In relazione ai due fermi per l’omicidio di Fabio Ascione, il 20enne ucciso all’alba del 7 aprile nel quartiere orientale di Ponticelli, il prefetto di Napoli Michele Di Bari “esprime il proprio vivo apprezzamento alle forze dell’ordine, alla Direzione distrettuale Antimafia e alla procura per i Minorenni di Napoli”.
Di Bari, si legge in una nota della prefettura, “sottolinea l’impegno e la professionalità profuse dalle autorità giudiziarie e dai carabinieri del nucleo operativo della compagnia di Napoli Poggioreale che hanno consentito di conseguire l’importante risultato in tempi rapidi, mostrando un segnale concreto e tangibile della presenza dello Stato sul territorio, soprattutto in contesti complessi, ove è fondamentale garantire sicurezza e legalità ai cittadini”.
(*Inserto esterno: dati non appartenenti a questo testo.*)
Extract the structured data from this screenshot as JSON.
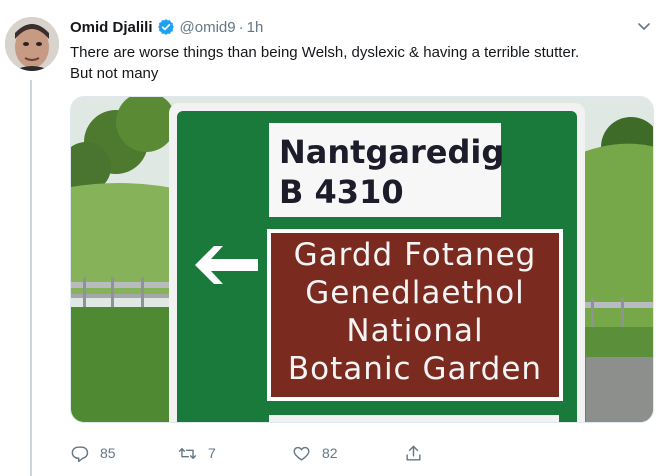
{
  "tweet": {
    "author_name": "Omid Djalili",
    "handle": "@omid9",
    "separator": "·",
    "time": "1h",
    "text_line1": "There are worse things than being Welsh, dyslexic & having a terrible stutter.",
    "text_line2": "But not many"
  },
  "sign": {
    "top_panel_line1": "Nantgaredig",
    "top_panel_line2": "B 4310",
    "bottom_panel_line1": "Gardd Fotaneg",
    "bottom_panel_line2": "Genedlaethol",
    "bottom_panel_line3": "National",
    "bottom_panel_line4": "Botanic Garden"
  },
  "actions": {
    "reply_count": "85",
    "retweet_count": "7",
    "like_count": "82"
  },
  "colors": {
    "sign_green": "#1a7a3c",
    "sign_brown": "#7a2a1f",
    "verified_blue": "#1da1f2",
    "muted_gray": "#657786"
  },
  "icons": [
    "verified-badge-icon",
    "chevron-down-icon",
    "reply-icon",
    "retweet-icon",
    "like-icon",
    "share-icon"
  ]
}
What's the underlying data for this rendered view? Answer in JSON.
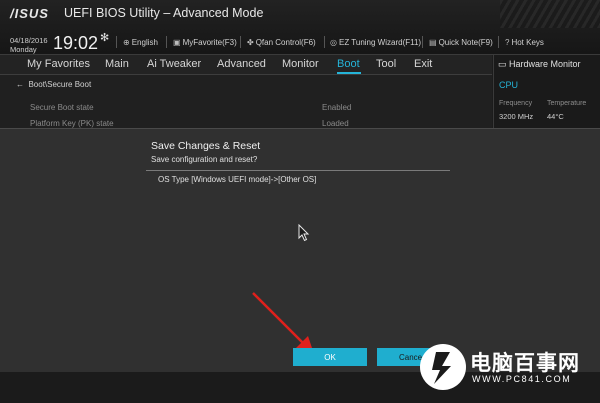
{
  "header": {
    "logo": "/ISUS",
    "title": "UEFI BIOS Utility – Advanced Mode",
    "date": "04/18/2016",
    "weekday": "Monday",
    "time": "19:02",
    "tools": [
      {
        "icon": "globe-icon",
        "label": "English"
      },
      {
        "icon": "favorite-icon",
        "label": "MyFavorite(F3)"
      },
      {
        "icon": "fan-icon",
        "label": "Qfan Control(F6)"
      },
      {
        "icon": "wizard-icon",
        "label": "EZ Tuning Wizard(F11)"
      },
      {
        "icon": "note-icon",
        "label": "Quick Note(F9)"
      },
      {
        "icon": "hotkeys-icon",
        "label": "Hot Keys"
      }
    ]
  },
  "menu": {
    "items": [
      "My Favorites",
      "Main",
      "Ai Tweaker",
      "Advanced",
      "Monitor",
      "Boot",
      "Tool",
      "Exit"
    ],
    "active": "Boot"
  },
  "breadcrumb": "Boot\\Secure Boot",
  "settings": [
    {
      "label": "Secure Boot state",
      "value": "Enabled"
    },
    {
      "label": "Platform Key (PK) state",
      "value": "Loaded"
    }
  ],
  "hardware_monitor": {
    "title": "Hardware Monitor",
    "section": "CPU",
    "frequency_label": "Frequency",
    "frequency_value": "3200 MHz",
    "temperature_label": "Temperature",
    "temperature_value": "44°C"
  },
  "dialog": {
    "title": "Save Changes & Reset",
    "subtitle": "Save configuration and reset?",
    "changes": [
      "OS Type [Windows UEFI mode]->[Other OS]"
    ],
    "ok_label": "OK",
    "cancel_label": "Cance"
  },
  "watermark": {
    "name": "电脑百事网",
    "url": "WWW.PC841.COM"
  },
  "colors": {
    "accent": "#25b4d8",
    "button": "#1faecf",
    "arrow": "#e0201c"
  }
}
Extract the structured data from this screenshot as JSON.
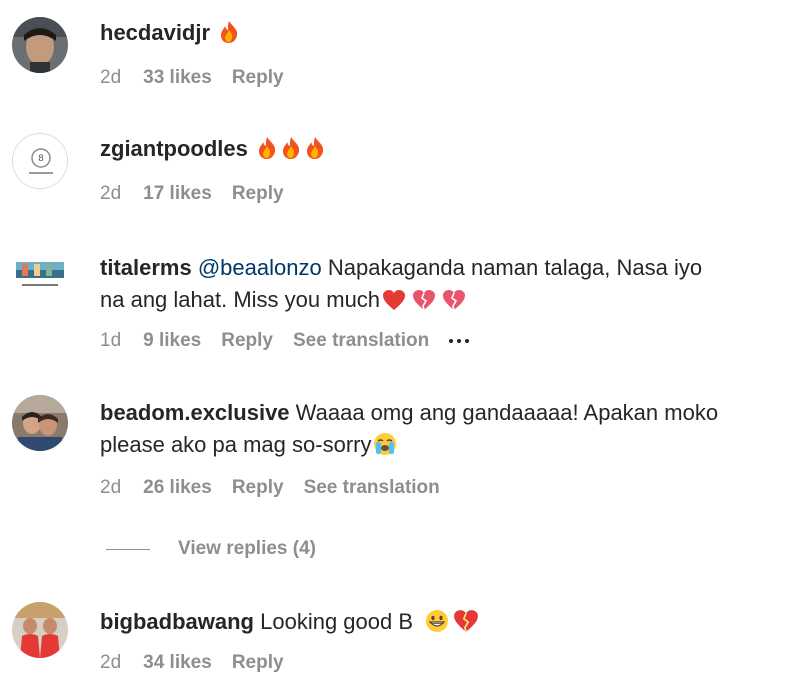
{
  "comments": [
    {
      "username": "hecdavidjr",
      "text": "",
      "emojis": [
        "fire-emoji"
      ],
      "time": "2d",
      "likes": "33 likes",
      "reply": "Reply"
    },
    {
      "username": "zgiantpoodles",
      "text": "",
      "emojis": [
        "fire-emoji",
        "fire-emoji",
        "fire-emoji"
      ],
      "time": "2d",
      "likes": "17 likes",
      "reply": "Reply"
    },
    {
      "username": "titalerms",
      "mention": "@beaalonzo",
      "text_line1": "Napakaganda naman talaga, Nasa iyo",
      "text_line2": "na ang lahat. Miss you much",
      "emojis": [
        "red-heart-emoji",
        "broken-heart-emoji",
        "broken-heart-emoji"
      ],
      "time": "1d",
      "likes": "9 likes",
      "reply": "Reply",
      "translation": "See translation"
    },
    {
      "username": "beadom.exclusive",
      "text_line1": "Waaaa omg ang gandaaaaa! Apakan moko",
      "text_line2": "please ako pa mag so-sorry",
      "emojis": [
        "crying-face-emoji"
      ],
      "time": "2d",
      "likes": "26 likes",
      "reply": "Reply",
      "translation": "See translation",
      "view_replies": "View replies (4)"
    },
    {
      "username": "bigbadbawang",
      "text": "Looking good B",
      "emojis": [
        "grinning-face-emoji",
        "broken-heart-emoji"
      ],
      "time": "2d",
      "likes": "34 likes",
      "reply": "Reply"
    }
  ]
}
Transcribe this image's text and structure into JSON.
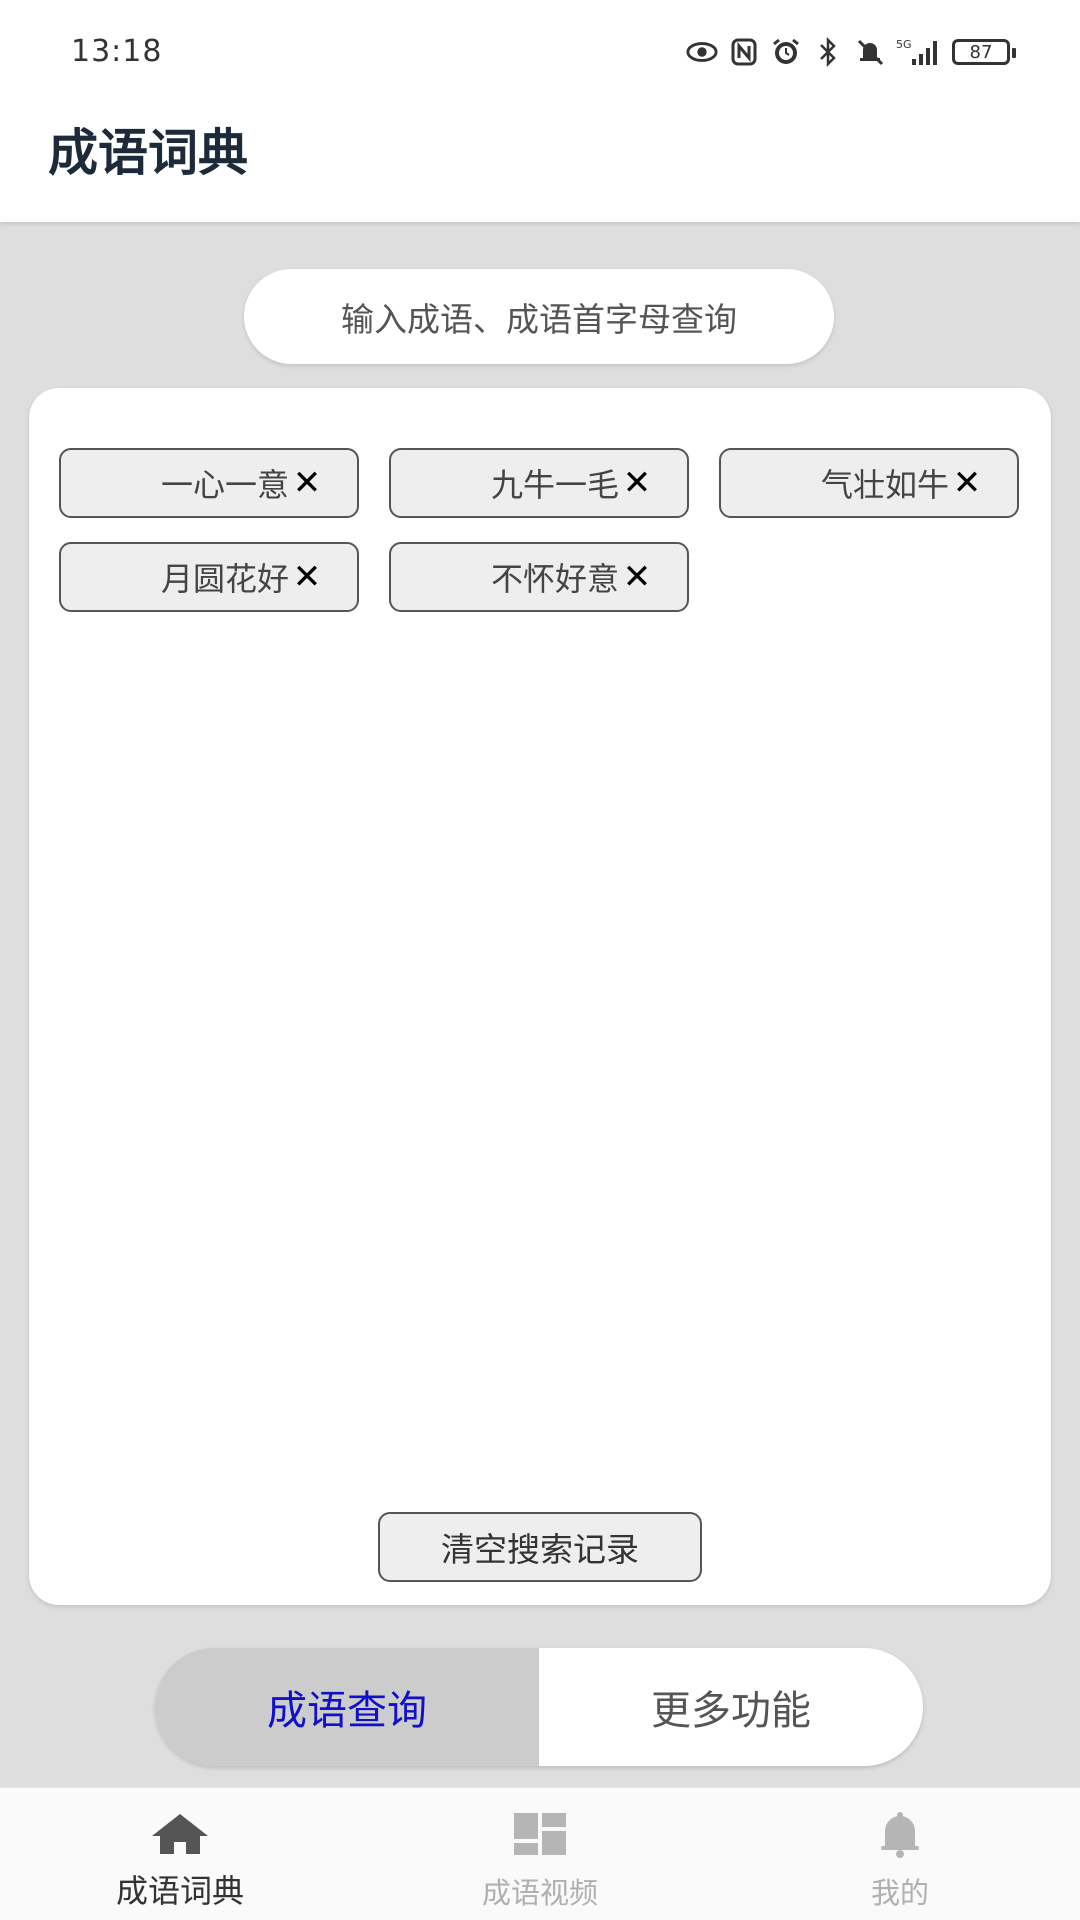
{
  "status_bar": {
    "time": "13:18",
    "icons": [
      "eye-icon",
      "nfc-icon",
      "alarm-icon",
      "bluetooth-icon",
      "mute-icon",
      "signal-5g-icon"
    ],
    "battery": "87"
  },
  "header": {
    "title": "成语词典"
  },
  "search": {
    "placeholder": "输入成语、成语首字母查询"
  },
  "history": {
    "items": [
      {
        "label": "一心一意",
        "icon": "close-icon"
      },
      {
        "label": "九牛一毛",
        "icon": "close-icon"
      },
      {
        "label": "气壮如牛",
        "icon": "close-icon"
      },
      {
        "label": "月圆花好",
        "icon": "close-icon"
      },
      {
        "label": "不怀好意",
        "icon": "close-icon"
      }
    ],
    "close_glyph": "✕",
    "clear_label": "清空搜索记录"
  },
  "segment": {
    "tabs": [
      {
        "label": "成语查询",
        "selected": true
      },
      {
        "label": "更多功能",
        "selected": false
      }
    ],
    "active_color": "#1010c8"
  },
  "bottom_nav": {
    "items": [
      {
        "label": "成语词典",
        "icon": "home-icon",
        "active": true
      },
      {
        "label": "成语视频",
        "icon": "dashboard-icon",
        "active": false
      },
      {
        "label": "我的",
        "icon": "bell-icon",
        "active": false
      }
    ]
  }
}
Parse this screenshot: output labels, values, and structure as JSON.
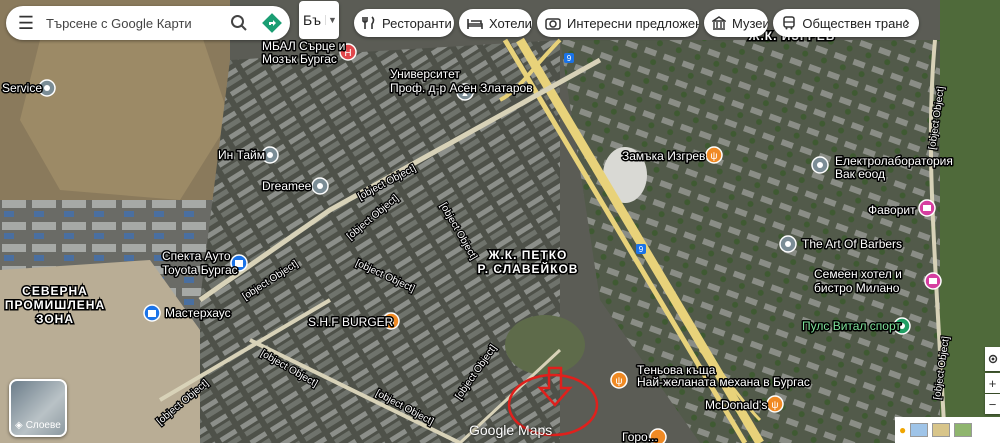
{
  "search": {
    "placeholder": "Търсене с Google Карти"
  },
  "language_button": {
    "label": "Бъ"
  },
  "chips": [
    {
      "label": "Ресторанти",
      "icon": "fork-knife-icon"
    },
    {
      "label": "Хотели",
      "icon": "bed-icon"
    },
    {
      "label": "Интересни предложени...",
      "icon": "camera-icon"
    },
    {
      "label": "Музеи",
      "icon": "museum-icon"
    },
    {
      "label": "Обществен транс",
      "icon": "bus-icon"
    }
  ],
  "layers_button": {
    "label": "Слоеве"
  },
  "logo": {
    "text": "Google Maps"
  },
  "places": [
    {
      "name": "МБАЛ Сърце и",
      "line2": "Мозък Бургас",
      "kind": "hospital",
      "color": "#e0474c"
    },
    {
      "name": "Service",
      "kind": "generic",
      "color": "#7b8d96"
    },
    {
      "name": "Университет",
      "line2": "Проф. д-р Асен Златаров",
      "kind": "school",
      "color": "#7b8d96"
    },
    {
      "name": "Ин Тайм",
      "kind": "generic",
      "color": "#7b8d96"
    },
    {
      "name": "Dreamee",
      "kind": "generic",
      "color": "#7b8d96"
    },
    {
      "name": "Спекта Ауто",
      "line2": "Toyota Бургас",
      "kind": "shopping",
      "color": "#1a73e8"
    },
    {
      "name": "Мастерхаус",
      "kind": "shopping",
      "color": "#1a73e8"
    },
    {
      "name": "Замъка Изгрев",
      "kind": "restaurant",
      "color": "#f08a24"
    },
    {
      "name": "Електролаборатория",
      "line2": "Вак еоод",
      "kind": "generic",
      "color": "#7b8d96"
    },
    {
      "name": "Фаворит",
      "kind": "hotel",
      "color": "#d63ea0"
    },
    {
      "name": "The Art Of Barbers",
      "kind": "generic",
      "color": "#7b8d96"
    },
    {
      "name": "Семеен хотел и",
      "line2": "бистро Милано",
      "kind": "hotel",
      "color": "#d63ea0"
    },
    {
      "name": "Пулс Витал спорт",
      "kind": "park",
      "color": "#1e9e63"
    },
    {
      "name": "S.H.F BURGER",
      "kind": "restaurant",
      "color": "#f08a24"
    },
    {
      "name": "Теньова къща",
      "line2": "Най-желаната механа в Бургас",
      "kind": "restaurant",
      "color": "#f08a24"
    },
    {
      "name": "McDonald's",
      "kind": "restaurant",
      "color": "#f08a24"
    },
    {
      "name": "Горо...",
      "kind": "restaurant",
      "color": "#f08a24"
    }
  ],
  "districts": [
    {
      "name": "Ж.К. ИЗГРЕВ"
    },
    {
      "name": "Ж.К. ПЕТКО",
      "line2": "Р. СЛАВЕЙКОВ"
    },
    {
      "name": "СЕВЕРНА",
      "line2": "ПРОМИШЛЕНА",
      "line3": "ЗОНА"
    }
  ],
  "roads": [
    {
      "name": "ул. „Професор Яким Якимов“"
    },
    {
      "name": "ул. „Професор Яким Якимов“"
    },
    {
      "name": "ул. „Професор Яким Якимов“"
    },
    {
      "name": "ж.к. Петко Р. Славейков"
    },
    {
      "name": "ж.к. Петко Р. Славейков"
    },
    {
      "name": "ж.к. Славейков"
    },
    {
      "name": "бул. „Янко Комитов“"
    },
    {
      "name": "бул. „Янко Комитов“"
    },
    {
      "name": "ул. „Тракия“"
    },
    {
      "name": "ул. „Димитър Димов“"
    },
    {
      "name": "ул. „Димитър Димов“"
    },
    {
      "name": "ж.к. Изгрев"
    }
  ],
  "route_shields": [
    "9",
    "9"
  ],
  "colors": {
    "imagery_base": "#5b5c55",
    "road_yellow": "#e8d27a",
    "annotation_red": "#e0201c"
  }
}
“L’operazione di oggi – dichiara il prefetto – testimonia ancora una volta la determinazione e la capacità delle istituzioni di rispondere con prontezza e fermezza a episodi di violenza e criminalità organizzata. A tutte le donne e gli uomini impegnati in questa attività va il mio più sincero ringraziamento”.

BORRELLI (AVS): “LA MORTE DI FABIO ASCIONE NON È STATO UN TRAGICO ERRORE”

“Quello di Fabio Ascione non è stato un tragico errore, ma l’inevitabile conseguenza di una subcultura criminale che trasforma le nostre strade in un far west. Sapere che un ragazzo è morto perché un criminale sentiva il bisogno di ‘vantarsi’ della propria arma dopo una stesa è qualcosa che toglie il fiato per l’assurdità e la ferocia. Fabio avrebbe avuto appena il tempo di chiedere ‘Cosa hai fatto?’ prima di accasciarsi: una frase che deve pesare come un macigno sulla coscienza di chi ha sparato e di chi sostiene questi ambienti. Esprimo la mia totale vicinanza ai ragazzi del rione che hanno deciso di parlare con i carabinieri: è questa la Napoli che vogliamo, quella che non si gira dall’altra parte. Ora però serve il massimo rigore: chi gira con il colpo in canna tra la gente, accettando il rischio di uccidere per pura spacconeria mafiosa, non merita sconti”. Così in una nota il deputato di Avs Francesco Emilio Borrelli.